Сейчас сильно раздумываю вот о чем. Как бы заставить себя думать? Я всегда был того мнения, что мы ужасно мало думаем. А теперь мне пришло в голову, что и часто, несмотря на другую видимость, все же мысли-то, думанья нет или оно очень незначительно. Вот, например, я вчера читал лекцию три часа, вечером читал литературу одного физиологического вопроса. А думал ли я? Быть ли довольным вчерашним днем в отношении достаточной умственной работы или нет? Это вопрос! Во время лекции я не выдумал ни одной мысли, да это редко и приходится. Говорил известное изложение, не представляющее никакого затруднения. Вечером читал, правда, для меня новое, но совсем простое, не требующее для своего понимания ни малейшего напряжения. Таким образом, за целый день ни одного нового соображения. Работал я вчера умственно или нет? Ей-богу, не умел бы ответить. Думается мне, что должно быть другое мерило умственной работы, другая, истинная умственная работа. Вот и подумаю, поищу…
Много целую тебя. Кланяйся твоим».
«
Вчера я был на рубинштейновском концерте… И знаешь, что шло у меня в голове под все эти звуки? Вот я все плачусь, каюсь перед тобой, все взываю к правде, равенству. И вот я когда-нибудь снова могу остаться один. Было горько до слез от этой мысли. Но звуки сделали свое, они подсказали мне: „Нет, ты не будешь один, с тобой будет твой всегдашний друг, неизменный, сильный своею помощью — правда“. И вдруг сделался я силен, как будто уж и в самом деле нас всегда, всегда двое, что бы ни случилось в жизни. Я пишу это и, узнай, плачу с чего-то…
Горячо целую тебя».
«
Мои нынешние утренние слезы, вероятно, много одолжены и вчерашней музыке. Я так давно не слышал ее.
Но все равно. Эти слезы все же очень для меня дороги, как ясно вяжу теперь. Они что животворящий дождь для моей довольно-таки высохшей души. И причина всему — ты, одна ты, навсегда, глубоко любимая моя. Целую тебя. Да, я лучше становлюсь, т. е. больше чувством понимаю хорошее. И через тебя, моя милая. Мне верится сейчас больше, чем когда-либо до сих пор, что нас не обманут наши расчеты, наши надежды на нашу любовь, на ее возвышенную, облагораживающую силу. Мы будем, наконец, вполне свободны и мыслью и чувствами друг перед другом — и вместе понятны и дороги друг другу».
«
…Ты возвращаешь мне утраченную было молодость. Я вижу каждый день, каждую минуту, как оживают, воскресают один за другим в моей душе мысли, чувства, ощущения лучших годов.

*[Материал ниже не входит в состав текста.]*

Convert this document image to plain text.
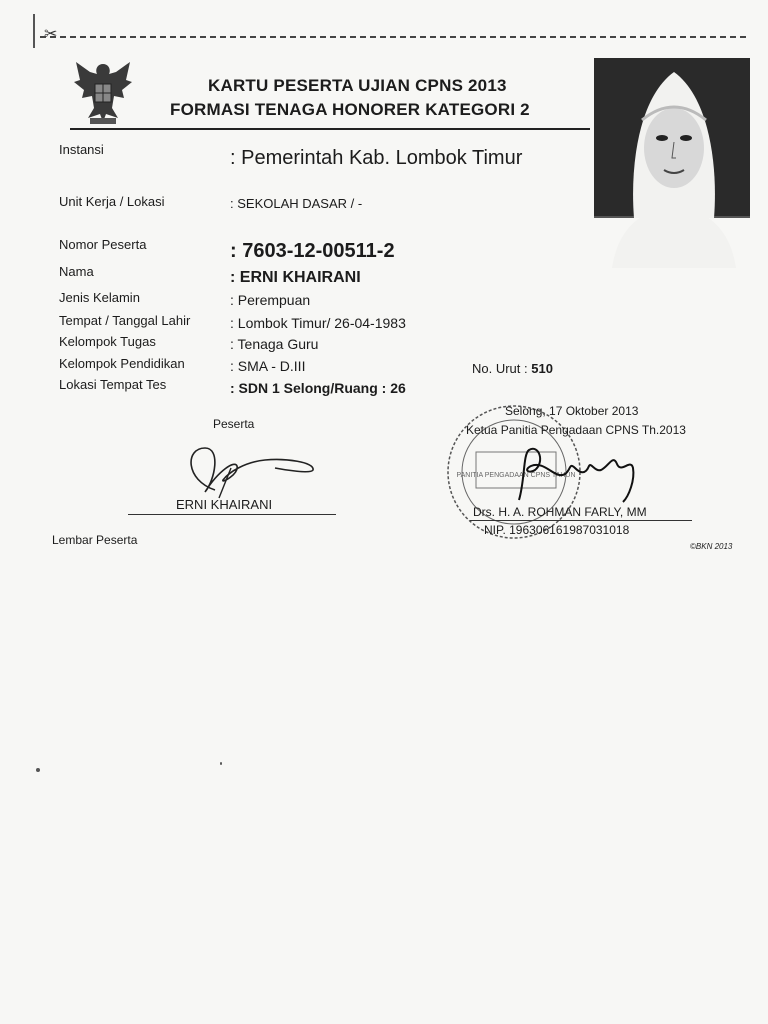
✂
KARTU PESERTA UJIAN CPNS 2013
FORMASI TENAGA HONORER KATEGORI 2
Instansi	: Pemerintah Kab. Lombok Timur
Unit Kerja / Lokasi	: SEKOLAH DASAR / -
Nomor Peserta	: 7603-12-00511-2
Nama	: ERNI KHAIRANI
Jenis Kelamin	: Perempuan
Tempat / Tanggal Lahir	: Lombok Timur/ 26-04-1983
Kelompok Tugas	: Tenaga Guru
Kelompok Pendidikan	: SMA - D.III
Lokasi Tempat Tes	: SDN 1 Selong/Ruang : 26
No. Urut : 510
Peserta
ERNI KHAIRANI
Lembar Peserta
PANITIA PENGADAAN CPNS TAHUN
Selong, 17 Oktober 2013
Ketua Panitia Pengadaan CPNS Th.2013
Drs. H. A. ROHMAN FARLY, MM
NIP. 196306161987031018
©BKN 2013
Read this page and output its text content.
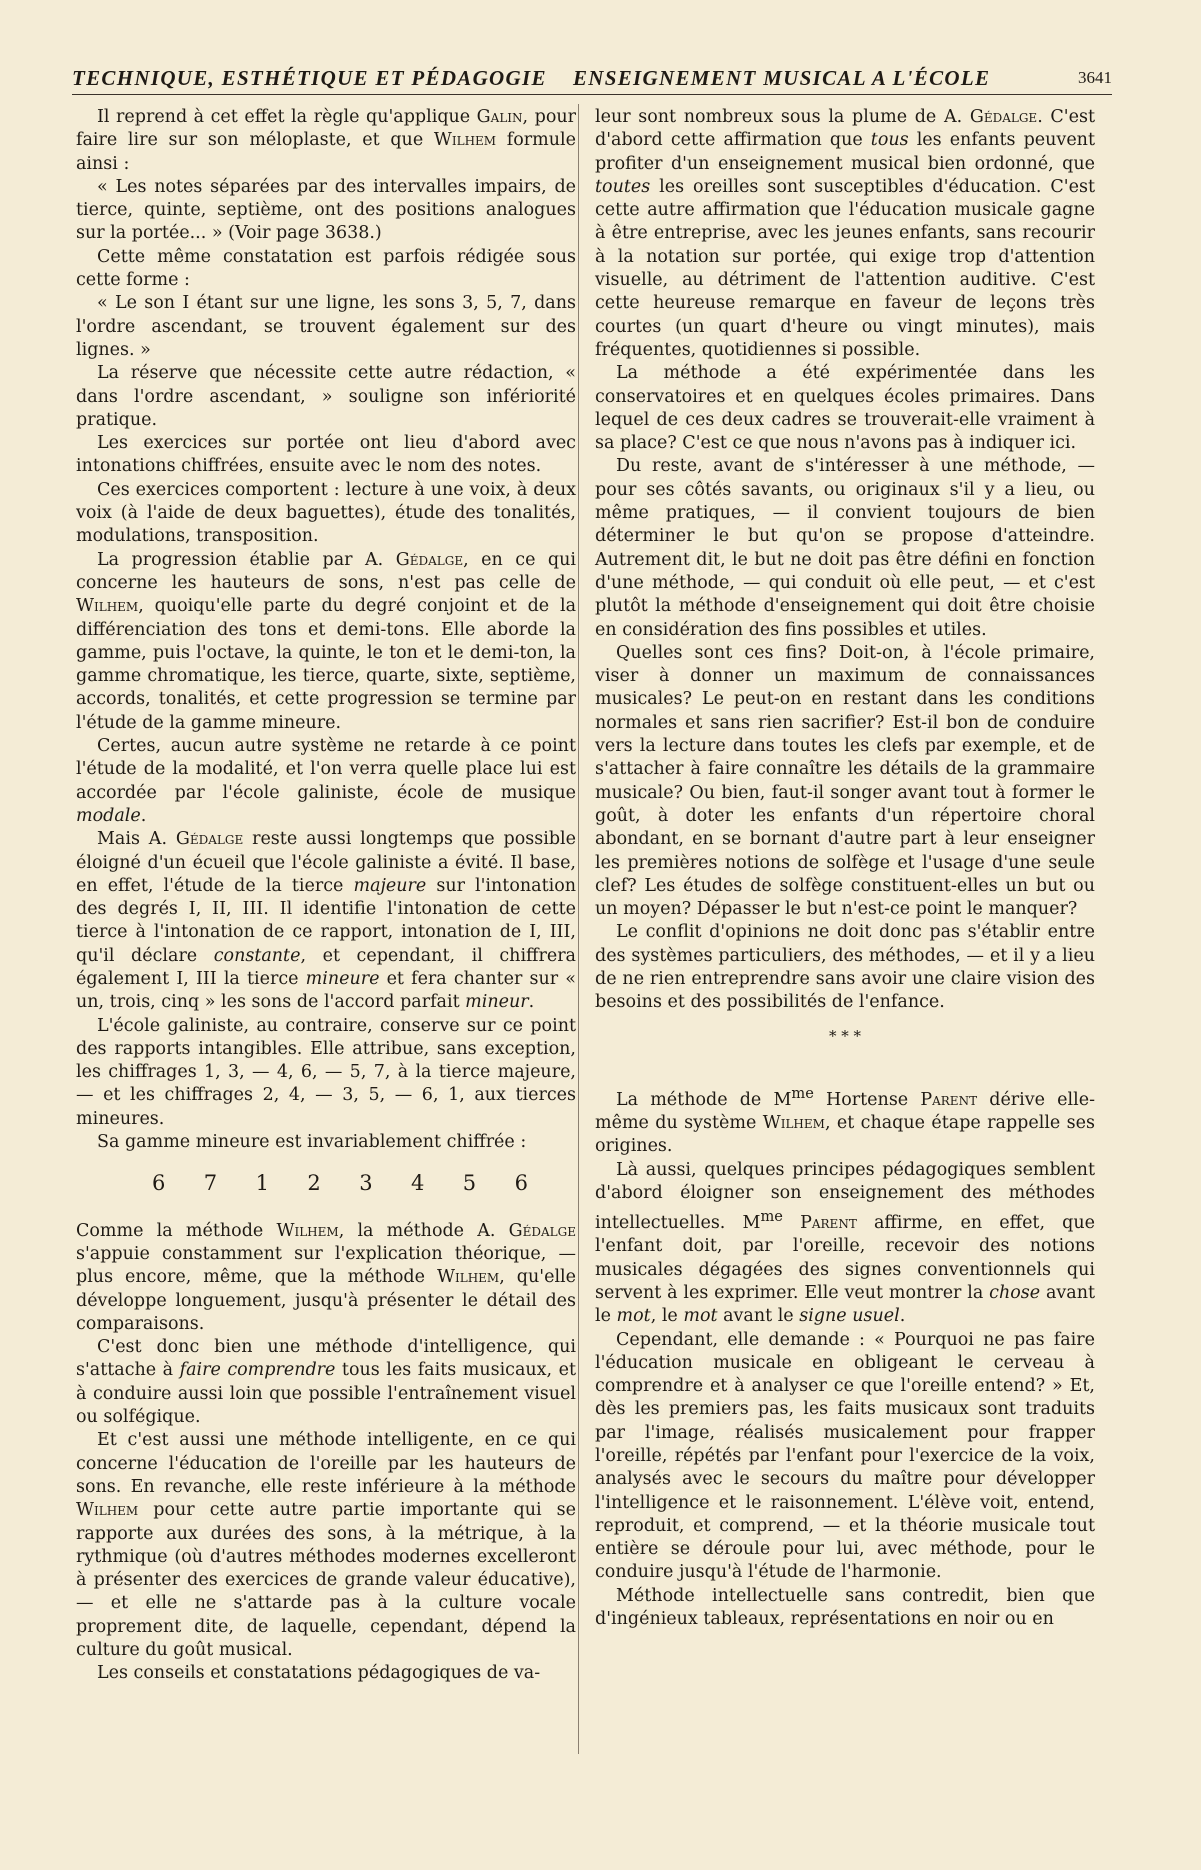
TECHNIQUE, ESTHÉTIQUE ET PÉDAGOGIE ENSEIGNEMENT MUSICAL A L'ÉCOLE	3641

Il reprend à cet effet la règle qu'applique Galin, pour faire lire sur son méloplaste, et que Wilhem formule ainsi :

« Les notes séparées par des intervalles impairs, de tierce, quinte, septième, ont des positions analogues sur la portée... » (Voir page 3638.)

Cette même constatation est parfois rédigée sous cette forme :

« Le son I étant sur une ligne, les sons 3, 5, 7, dans l'ordre ascendant, se trouvent également sur des lignes. »

La réserve que nécessite cette autre rédaction, « dans l'ordre ascendant, » souligne son infériorité pratique.

Les exercices sur portée ont lieu d'abord avec intonations chiffrées, ensuite avec le nom des notes.

Ces exercices comportent : lecture à une voix, à deux voix (à l'aide de deux baguettes), étude des tonalités, modulations, transposition.

La progression établie par A. Gédalge, en ce qui concerne les hauteurs de sons, n'est pas celle de Wilhem, quoiqu'elle parte du degré conjoint et de la différenciation des tons et demi-tons. Elle aborde la gamme, puis l'octave, la quinte, le ton et le demi-ton, la gamme chromatique, les tierce, quarte, sixte, septième, accords, tonalités, et cette progression se termine par l'étude de la gamme mineure.

Certes, aucun autre système ne retarde à ce point l'étude de la modalité, et l'on verra quelle place lui est accordée par l'école galiniste, école de musique modale.

Mais A. Gédalge reste aussi longtemps que possible éloigné d'un écueil que l'école galiniste a évité. Il base, en effet, l'étude de la tierce majeure sur l'intonation des degrés I, II, III. Il identifie l'intonation de cette tierce à l'intonation de ce rapport, intonation de I, III, qu'il déclare constante, et cependant, il chiffrera également I, III la tierce mineure et fera chanter sur « un, trois, cinq » les sons de l'accord parfait mineur.

L'école galiniste, au contraire, conserve sur ce point des rapports intangibles. Elle attribue, sans exception, les chiffrages 1, 3, — 4, 6, — 5, 7, à la tierce majeure, — et les chiffrages 2, 4, — 3, 5, — 6, 1, aux tierces mineures.

Sa gamme mineure est invariablement chiffrée :

6 7 1 2 3 4 5 6

Comme la méthode Wilhem, la méthode A. Gédalge s'appuie constamment sur l'explication théorique, — plus encore, même, que la méthode Wilhem, qu'elle développe longuement, jusqu'à présenter le détail des comparaisons.

C'est donc bien une méthode d'intelligence, qui s'attache à faire comprendre tous les faits musicaux, et à conduire aussi loin que possible l'entraînement visuel ou solfégique.

Et c'est aussi une méthode intelligente, en ce qui concerne l'éducation de l'oreille par les hauteurs de sons. En revanche, elle reste inférieure à la méthode Wilhem pour cette autre partie importante qui se rapporte aux durées des sons, à la métrique, à la rythmique (où d'autres méthodes modernes excelleront à présenter des exercices de grande valeur éducative), — et elle ne s'attarde pas à la culture vocale proprement dite, de laquelle, cependant, dépend la culture du goût musical.

Les conseils et constatations pédagogiques de va-

leur sont nombreux sous la plume de A. Gédalge. C'est d'abord cette affirmation que tous les enfants peuvent profiter d'un enseignement musical bien ordonné, que toutes les oreilles sont susceptibles d'éducation. C'est cette autre affirmation que l'éducation musicale gagne à être entreprise, avec les jeunes enfants, sans recourir à la notation sur portée, qui exige trop d'attention visuelle, au détriment de l'attention auditive. C'est cette heureuse remarque en faveur de leçons très courtes (un quart d'heure ou vingt minutes), mais fréquentes, quotidiennes si possible.

La méthode a été expérimentée dans les conservatoires et en quelques écoles primaires. Dans lequel de ces deux cadres se trouverait-elle vraiment à sa place? C'est ce que nous n'avons pas à indiquer ici.

Du reste, avant de s'intéresser à une méthode, — pour ses côtés savants, ou originaux s'il y a lieu, ou même pratiques, — il convient toujours de bien déterminer le but qu'on se propose d'atteindre. Autrement dit, le but ne doit pas être défini en fonction d'une méthode, — qui conduit où elle peut, — et c'est plutôt la méthode d'enseignement qui doit être choisie en considération des fins possibles et utiles.

Quelles sont ces fins? Doit-on, à l'école primaire, viser à donner un maximum de connaissances musicales? Le peut-on en restant dans les conditions normales et sans rien sacrifier? Est-il bon de conduire vers la lecture dans toutes les clefs par exemple, et de s'attacher à faire connaître les détails de la grammaire musicale? Ou bien, faut-il songer avant tout à former le goût, à doter les enfants d'un répertoire choral abondant, en se bornant d'autre part à leur enseigner les premières notions de solfège et l'usage d'une seule clef? Les études de solfège constituent-elles un but ou un moyen? Dépasser le but n'est-ce point le manquer?

Le conflit d'opinions ne doit donc pas s'établir entre des systèmes particuliers, des méthodes, — et il y a lieu de ne rien entreprendre sans avoir une claire vision des besoins et des possibilités de l'enfance.

* * *

La méthode de $M^{me}$ Hortense Parent dérive elle-même du système Wilhem, et chaque étape rappelle ses origines.

Là aussi, quelques principes pédagogiques semblent d'abord éloigner son enseignement des méthodes intellectuelles. $M^{me}$ Parent affirme, en effet, que l'enfant doit, par l'oreille, recevoir des notions musicales dégagées des signes conventionnels qui servent à les exprimer. Elle veut montrer la chose avant le mot, le mot avant le signe usuel.

Cependant, elle demande : « Pourquoi ne pas faire l'éducation musicale en obligeant le cerveau à comprendre et à analyser ce que l'oreille entend? » Et, dès les premiers pas, les faits musicaux sont traduits par l'image, réalisés musicalement pour frapper l'oreille, répétés par l'enfant pour l'exercice de la voix, analysés avec le secours du maître pour développer l'intelligence et le raisonnement. L'élève voit, entend, reproduit, et comprend, — et la théorie musicale tout entière se déroule pour lui, avec méthode, pour le conduire jusqu'à l'étude de l'harmonie.

Méthode intellectuelle sans contredit, bien que d'ingénieux tableaux, représentations en noir ou en
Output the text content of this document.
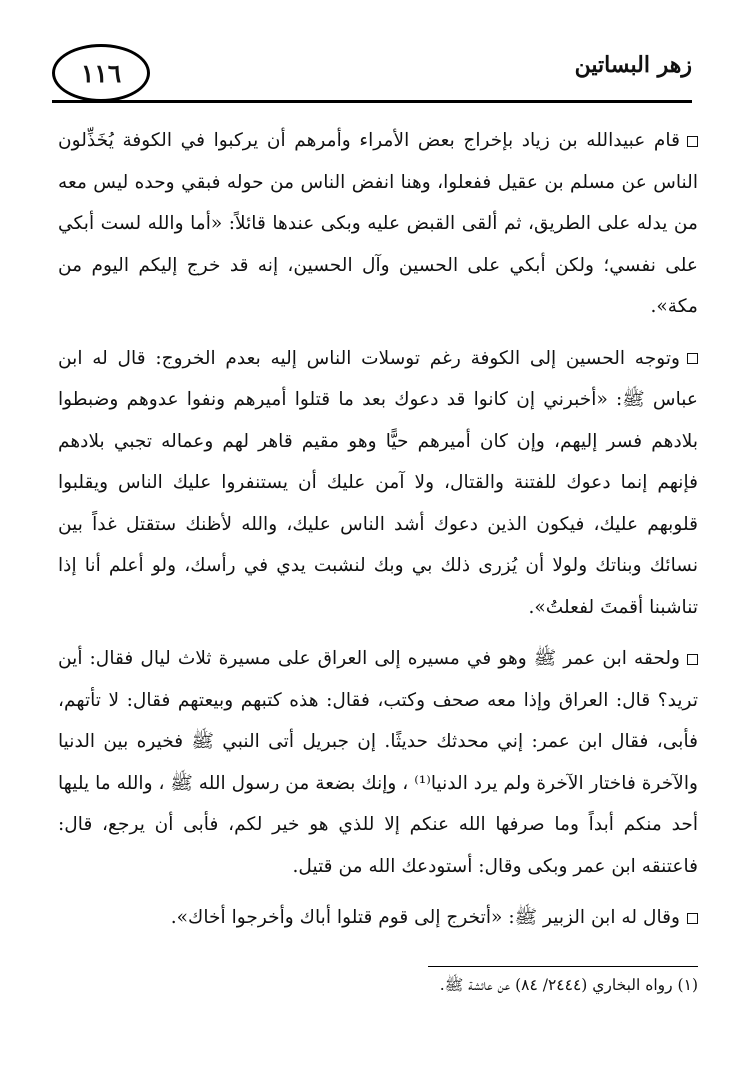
١١٦	زهر البساتين

قام عبيدالله بن زياد بإخراج بعض الأمراء وأمرهم أن يركبوا في الكوفة يُخَذِّلون الناس عن مسلم بن عقيل ففعلوا، وهنا انفض الناس من حوله فبقي وحده ليس معه من يدله على الطريق، ثم ألقى القبض عليه وبكى عندها قائلاً: «أما والله لست أبكي على نفسي؛ ولكن أبكي على الحسين وآل الحسين، إنه قد خرج إليكم اليوم من مكة».

وتوجه الحسين إلى الكوفة رغم توسلات الناس إليه بعدم الخروج: قال له ابن عباس ﷺ: «أخبرني إن كانوا قد دعوك بعد ما قتلوا أميرهم ونفوا عدوهم وضبطوا بلادهم فسر إليهم، وإن كان أميرهم حيًّا وهو مقيم قاهر لهم وعماله تجبي بلادهم فإنهم إنما دعوك للفتنة والقتال، ولا آمن عليك أن يستنفروا عليك الناس ويقلبوا قلوبهم عليك، فيكون الذين دعوك أشد الناس عليك، والله لأظنك ستقتل غداً بين نسائك وبناتك ولولا أن يُزرى ذلك بي وبك لنشبت يدي في رأسك، ولو أعلم أنا إذا تناشبنا أقمتَ لفعلتُ».

ولحقه ابن عمر ﷺ وهو في مسيره إلى العراق على مسيرة ثلاث ليال فقال: أين تريد؟ قال: العراق وإذا معه صحف وكتب، فقال: هذه كتبهم وبيعتهم فقال: لا تأتهم، فأبى، فقال ابن عمر: إني محدثك حديثًا. إن جبريل أتى النبي ﷺ فخيره بين الدنيا والآخرة فاختار الآخرة ولم يرد الدنيا⁽¹⁾ ، وإنك بضعة من رسول الله ﷺ ، والله ما يليها أحد منكم أبداً وما صرفها الله عنكم إلا للذي هو خير لكم، فأبى أن يرجع، قال: فاعتنقه ابن عمر وبكى وقال: أستودعك الله من قتيل.

وقال له ابن الزبير ﷺ: «أتخرج إلى قوم قتلوا أباك وأخرجوا أخاك».

(١) رواه البخاري (٢٤٤٤/ ٨٤) عن عائشة ﷺ.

Я снова верю в силу мысли, в торжество правды, в правду идеальной нормальной жизни… Я верю в возврат навсегда той незаменимой, несравненной молодости, над которой плакался в письмах к тебе в позапрошлую вакацию…
И все это только через тебя, моя дорогая!.. Ты нераздельно связана с тем, чем буду жить всегда…
Ты меня увидишь таким, каким я хотел до сих пор быть, но все не мог… И потому прочь между нами все мелочи, все шаблонное. Да, мы должны улучшать, совершенствовать друг друга — и в этом успехе нашем только должна быть наша радость, наша обязанность, наш вопрос, наша цель».